November 3, 1908




Mr. Hadley Asks Jackson County and
Kansas City to Give Him
the Majority They Did
Four Years Ago.

The most enthusiastic audience Convention hall has housed this year, with estimates varying from 14,000 to 18,000, welcomed Colonel R. C. Kerens, Republican candidate for the United States senatorial nomination; Congressman E. C. Ellis, candidate for re-election; Selden P. Spencer of St. Louis; United States Senator William Warner of Missouri and Herbert S. Hadley, and helped the latter close his campaign for governor of the state.

Despite an apparently organized attempt to break up the meeting, which broke out three times wile the gubernatorial nominee was speaking, the hall was crowded before the first speaker was introduced.

Near-hysteria had the followers of Hadley, Kerens, Ellis and the balance of the Republican ticket, and the applause which greeted Mr. Hadley was deafening for twenty minutes after he was introduced. It was entirely genuine, and it was not possible for the chairman of the meeting to control the house.

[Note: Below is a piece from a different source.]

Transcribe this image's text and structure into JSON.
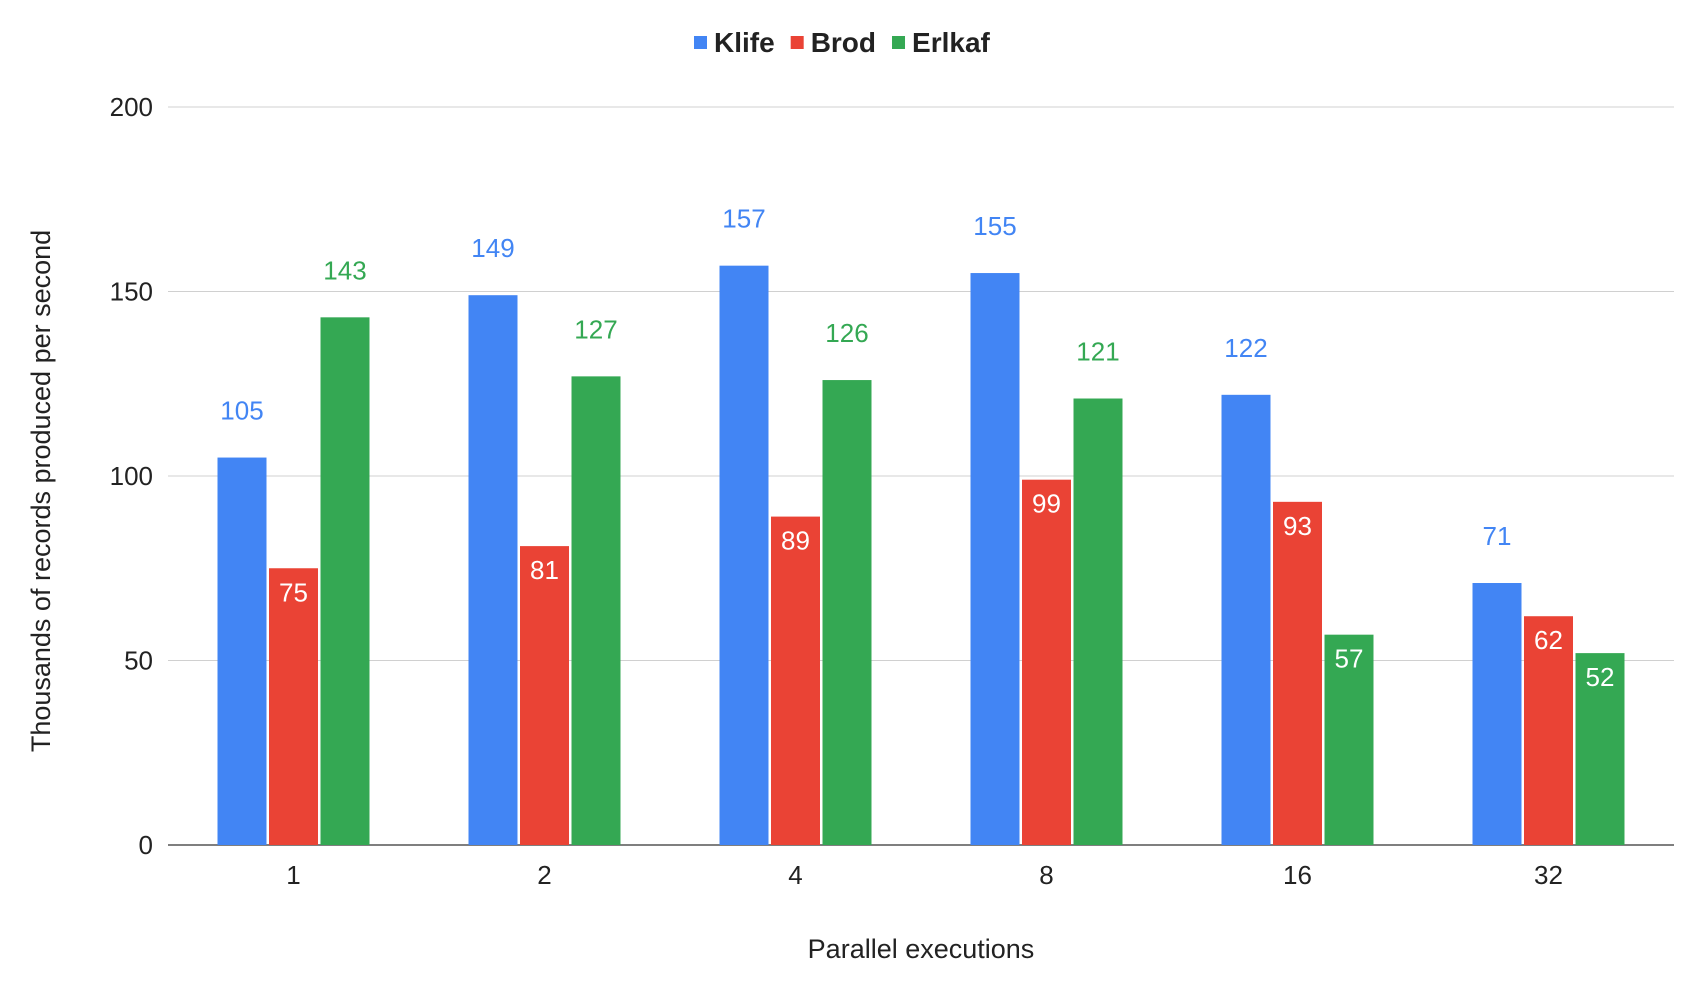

The scene which followed the introduction of Mr. Hadley was wild in the extreme, and for several minutes the speakers' stand in the center of the arena floor by the lowering of the big curtain, was in danger from the crowds pushing toward it from all sides. On the stage, stretching clear across the hall, the vice chairmen of the meeting joined in the demonstration. Beside the immense crowd the audiences of other rallies during the campaign appeared as mere reception committees of the real members of the party in Kansas City.

Disorder which the chairman could not abate took possession of the great crowd when United States Senator William Warner named the nominee for governor. Time after time Mr. Hadley advanced to the edge of the platform in an attempt to be heard, but his voice was drowned by the cheers of his admirers. The newspaper men were routed from their tables and an improvised platform of but a few square feet was arranged in the center of the stage. When Mr. Hadley mounted this stand it was but a signal for further demonstration.


It was not until Mr. Hadley had delivered several hundred words of his address that the first attempt to disturb the meeting broke out in the crowded west balcony. There was a second attempt and then a third; and the disturbers were hissed from every corner of the hall. Women in the section where the disturbance occurred were forced to leave their seats and places were provided for them in the boxes below. There was a general shout for the police, but the hissing of Mr. Hadley's admirers served to drive out the disturbers.

Mr. Hadley talked as a Kansas Cityan to his home folks. He made a plea for the entire state ticket and then asked his friends to support Fred Dickey and William Buchholz for the senate, and the nominees for representative in the interest of the candidacy of Colonel Kerens for the United States senate. Senator Warner had previously made a plea for support of Colonel Kerens and the candidate had had a chance to speak in his own behalf, but had modestly confined his remarks to other party issues and his confidence in the success of the ticket in Missouri.


Mr. Hadley also asked support for I. B. Kimbrell for county prosecutor and called attention to the four candidates for the circuit bench. He mentioned the Democratic attempts to discredit the party with circulars intended to create race prejudice. He read a letter from a Kansas City Democrat who is going to support him because members of his own party had made the mistake of showing him what he considered dirty plans to defeat a clean candidate.

After Mr. Hadley reached the hall several questions were asked him and these he answered from the platform. One request was for a statement if he would enforce the Sunday saloon closing law. It was signed by "several Democrats who wished to know before voting." Mr. Hadley answered that he intended, if elected, to make the Sunday saloon closing laws affecting Kansas City and St. Louis mean just exactly what they state upon the books. He said he did not desire the support of any special interest, nor did he want any special interest to make an unfair fight against him. He offered a square deal to the saloonist who obeys the law and respects the qualifications of his license.

As a closing word of his campaign, Mr. Hadley stated that he would decline to qualify in office if elected, should any taint be charged against his nomination. He said he was nominated by honest votes and wanted no tainted election. He asked that Jackson county and Kansas City give him the 4,000 majority he received four years ago when a candidate for attorney general.